Cramer emphasizes community involvement, making a difference as Rotarian president
Tom Fink Staff Reporter
For the past eight years, Claremore businesswoman Barry Cramer has been involved in the Rotary Club of Claremore, but for the past two months, her involvement in the group has increased exponentially.
In July, Cramer took over as president of the Rotary Club of Claremore from outgoing President Mark Ogle.
Cramer explains her long-held interest in Rotary:
“I’ve been involved in Rotary since 2005,” Cramer said. “(Rotarian) Rose Ann (McCaw) and I were friends and she’d been telling me I should join, so I went to a few meetings to see what the group was about. I was very impressed with the group, the character of its members, and everything the group stood for and everything they did.”
Perhaps nowhere is the character of Rotary members so evidenced, Cramer said, as with the group’s “Four-Way Test,” recited at each meeting and a reminder to members about the level of ethical conduct to which they are held.
“Ah, the Four-Way Test,” Cramer said. “That’s really at the heart of everything we do, of the kind of people who are Rotarians — it (the Four-Way Test) cuts to the core of how we face every life decision, and it’s the ultimate cornerstone by which we conduct ourselves.”
With the Four-Way Test, before making decisions, Rotarians ask themselves: Is it the truth?
Is it fair to all concerned? Will it build goodwill and better friendships?
Will it be beneficial to all concerned?
“The (Four-Way) Test is really a foundational part of the group, of its members and how they view their commitment to make a difference in their community,” she said. “Historically, we (Rotarians) undertake so many life-changing projects as an organization — we’ve taken on the near-eradication of polio, we’ve handed out personalized dictionaries to Rogers County third-graders, we’ve helped build water wells in Nicaragua, we offer scholarships for area students, we raise money for the Claremore Public Schools Foundation, we collect and redistribute medical supplies, we offer leadership training, and right now, we’re collecting shoes to later distribute to children in need, and more.”
Although Cramer is the first female Rotary president in several years, she said she wants the focus of her tenure (as president) to be less about her gender or even herself, and more about the organization.

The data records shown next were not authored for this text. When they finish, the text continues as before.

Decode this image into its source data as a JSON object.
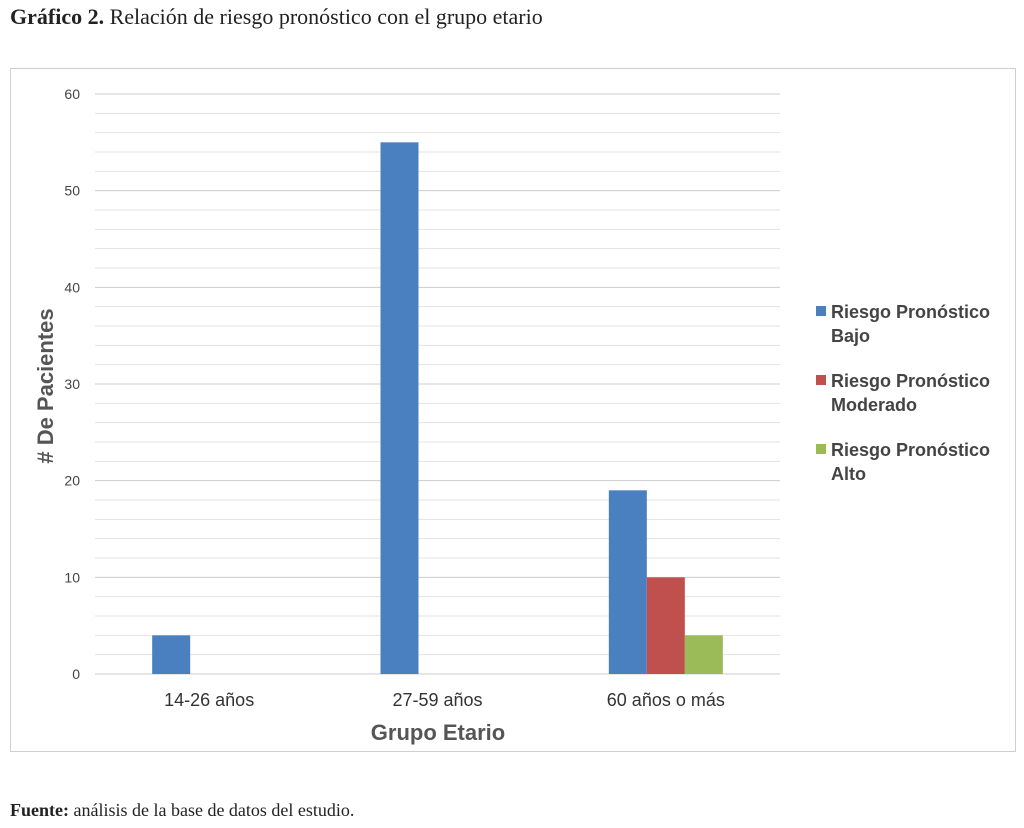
{
  "caption": {
    "label": "Gráfico 2.",
    "text": " Relación de riesgo pronóstico con el grupo etario"
  },
  "footer": {
    "label": "Fuente:",
    "text": " análisis de la base de datos del estudio."
  },
  "colors": {
    "bajo": "#4a80c0",
    "moderado": "#c0504d",
    "alto": "#9bbb59",
    "grid": "#e3e3e3",
    "axis": "#cfcfcf"
  },
  "chart_data": {
    "type": "bar",
    "title": "",
    "xlabel": "Grupo Etario",
    "ylabel": "# De Pacientes",
    "categories": [
      "14-26 años",
      "27-59 años",
      "60 años o más"
    ],
    "series": [
      {
        "name": "Riesgo Pronóstico Bajo",
        "values": [
          4,
          55,
          19
        ],
        "color": "#4a80c0"
      },
      {
        "name": "Riesgo Pronóstico Moderado",
        "values": [
          0,
          0,
          10
        ],
        "color": "#c0504d"
      },
      {
        "name": "Riesgo Pronóstico Alto",
        "values": [
          0,
          0,
          4
        ],
        "color": "#9bbb59"
      }
    ],
    "ylim": [
      0,
      60
    ],
    "yticks": [
      0,
      10,
      20,
      30,
      40,
      50,
      60
    ],
    "grid": true,
    "minor_grid_step": 2,
    "legend_position": "right"
  }
}
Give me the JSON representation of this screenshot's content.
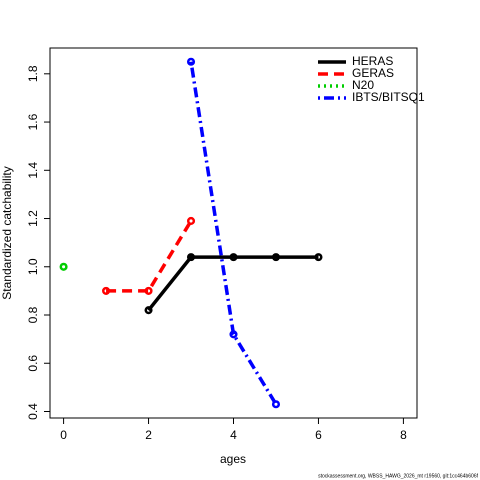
{
  "chart_data": {
    "type": "line",
    "xlabel": "ages",
    "ylabel": "Standardized catchability",
    "xlim": [
      -0.32,
      8.32
    ],
    "xticks": [
      0,
      2,
      4,
      6,
      8
    ],
    "ylim": [
      0.373,
      1.907
    ],
    "yticks": [
      {
        "value": 0.4,
        "label": "0.4"
      },
      {
        "value": 0.6,
        "label": "0.6"
      },
      {
        "value": 0.8,
        "label": "0.8"
      },
      {
        "value": 1.0,
        "label": "1.0"
      },
      {
        "value": 1.2,
        "label": "1.2"
      },
      {
        "value": 1.4,
        "label": "1.4"
      },
      {
        "value": 1.6,
        "label": "1.6"
      },
      {
        "value": 1.8,
        "label": "1.8"
      }
    ],
    "legend": "topright",
    "footnote": "stockassessment.org, WBSS_HAWG_2026_mt r19560, git:1cc464b606f",
    "series": [
      {
        "name": "HERAS",
        "color": "#000000",
        "linestyle": "solid",
        "x": [
          2,
          3,
          4,
          5,
          6
        ],
        "values": [
          0.82,
          1.04,
          1.04,
          1.04,
          1.04
        ]
      },
      {
        "name": "GERAS",
        "color": "#ff0000",
        "linestyle": "dashed",
        "x": [
          1,
          2,
          3
        ],
        "values": [
          0.9,
          0.9,
          1.19
        ]
      },
      {
        "name": "N20",
        "color": "#00cd00",
        "linestyle": "dotted",
        "x": [
          0
        ],
        "values": [
          1.0
        ]
      },
      {
        "name": "IBTS/BITSQ1",
        "color": "#0000ff",
        "linestyle": "dotdash",
        "x": [
          3,
          4,
          5
        ],
        "values": [
          1.85,
          0.72,
          0.43
        ]
      }
    ]
  }
}
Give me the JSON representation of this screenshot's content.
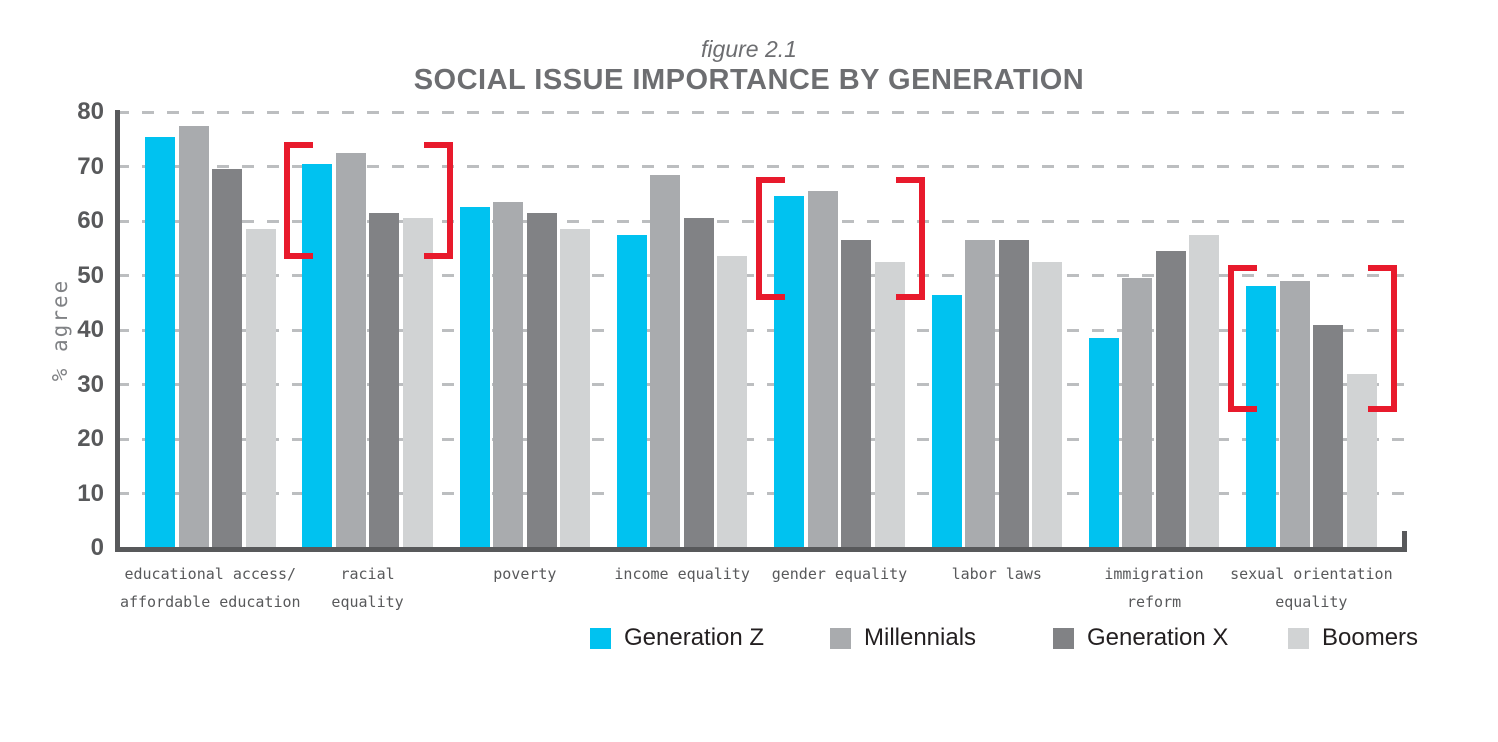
{
  "figure": {
    "label": "figure 2.1",
    "title": "SOCIAL ISSUE IMPORTANCE BY GENERATION"
  },
  "chart_data": {
    "type": "bar",
    "figure_label": "figure 2.1",
    "title": "SOCIAL ISSUE IMPORTANCE BY GENERATION",
    "xlabel": "",
    "ylabel": "% agree",
    "ylim": [
      0,
      80
    ],
    "yticks": [
      0,
      10,
      20,
      30,
      40,
      50,
      60,
      70,
      80
    ],
    "grid": "horizontal dashed",
    "legend_position": "bottom",
    "categories": [
      "educational access/\naffordable education",
      "racial\nequality",
      "poverty",
      "income equality",
      "gender equality",
      "labor laws",
      "immigration\nreform",
      "sexual orientation\nequality"
    ],
    "series": [
      {
        "name": "Generation Z",
        "color": "#00c2f0",
        "values": [
          75.5,
          70.5,
          62.5,
          57.5,
          64.5,
          46.5,
          38.5,
          48
        ]
      },
      {
        "name": "Millennials",
        "color": "#a9abae",
        "values": [
          77.5,
          72.5,
          63.5,
          68.5,
          65.5,
          56.5,
          49.5,
          49
        ]
      },
      {
        "name": "Generation X",
        "color": "#818285",
        "values": [
          69.5,
          61.5,
          61.5,
          60.5,
          56.5,
          56.5,
          54.5,
          41
        ]
      },
      {
        "name": "Boomers",
        "color": "#d1d3d4",
        "values": [
          58.5,
          60.5,
          58.5,
          53.5,
          52.5,
          52.5,
          57.5,
          32
        ]
      }
    ],
    "annotations": {
      "shape": "red emphasis brackets around category group",
      "color": "#e81a2c",
      "items": [
        {
          "category": "racial equality",
          "category_index": 1,
          "top_value": 74.5,
          "bottom_value": 53
        },
        {
          "category": "gender equality",
          "category_index": 4,
          "top_value": 68,
          "bottom_value": 45.5
        },
        {
          "category": "sexual orientation equality",
          "category_index": 7,
          "top_value": 52,
          "bottom_value": 25
        }
      ]
    },
    "colors": {
      "axis": "#58595b",
      "grid": "#bcbec0",
      "title": "#6d6e71",
      "tick_label": "#58595b",
      "y_axis_label": "#808285",
      "legend_text": "#231f20",
      "background": "#ffffff"
    }
  }
}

“I would hope during my time (as president) that its members would be recommitted to being Rotarians — not just members of ‘a group’ but real Rotarians,” she said. “We’re helpers in the community, both the immediate community — Claremore — and the global community. Our strength comes from our members coming together to do genuine good, to make a (positive) difference in people’s lives, and to train up a generation of new Rotarians to do the same. The Rotary Club is really the greatest organization to which, I think, anyone could belong.”